Comment 9 John Fulton 2019-05-13 13:29:02 UTC

(In reply to Artem Hrechanychenko from comment #8)
> Reproduced:

Artem,

We need to be careful here. It is very easy to reproduce this error for other reasons than the root cause of this bug; e.g. unclean disks or more OSDs than you have time to bring up. 

The new docker-registry.upshift.redhat.com/ceph/rhceph-4.0-rhel8:latest container does have a python command which is the root cause of this bug (unfixed versions only had a python3 command). Feel free to launch the container and verify that you have a python command directly. 

If you reproduce the issue and keep the system running, then please ping me and I will help you debug it on that live system. I don't doubt that you are seeing the issue you reported in #8. I just don't think THIS bug is the root cause since I see it has the necessary binary. Let's figure out why you're running into the issue you reported and go from there. Please ping me after you reproduce and keep the system running.

  John

Comment 10 Dimitri Savineau 2019-05-13 13:48:50 UTC

Agreed with John because this doesn't seem to be the same issue.

The original issue was related to the python command not present in the rhceph 4 container (python3 only).

In your situation the python command is executed in on the host

> podman exec ceph-mon-controller-0 ceph --cluster ceph -s -f json | python -c 'import ....'

Only 'ceph --cluster ceph -s -f json' is executed on the container, the rest of the pipe on the host.

Comment 11 John Fulton 2019-05-21 15:03:13 UTC

Confirmed that Artem had a DIFFERENT issue realated to IPv6. More details in https://bugzilla.redhat.com/show_bug.cgi?id=1710319. 
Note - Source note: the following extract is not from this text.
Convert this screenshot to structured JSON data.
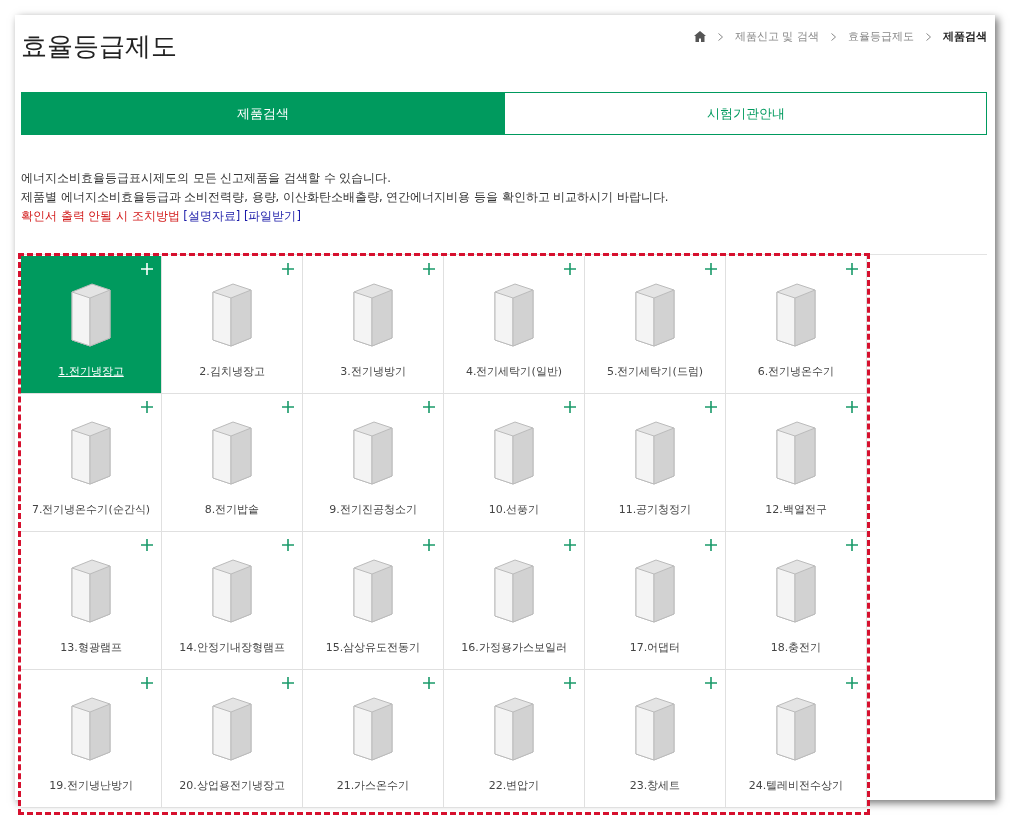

The fix for THIS bug (not related to IPv6 but related to python in the Ceph container) is ready to be tested with:

 docker-registry.upshift.redhat.com/ceph/rhceph-4.0-rhel8:latest

Comment 12 Yogev Rabl 2019-06-04 13:24:27 UTC

Verified

Comment 14 errata-xmlrpc 2020-01-31 14:44:57 UTC

Since the problem described in this bug report should be
resolved in a recent advisory, it has been closed with a
resolution of ERRATA.

For information on the advisory, and where to find the updated
files, follow the link below.

If the solution does not work for you, open a new bug report.

https://access.redhat.com/errata/RHBA-2020:0313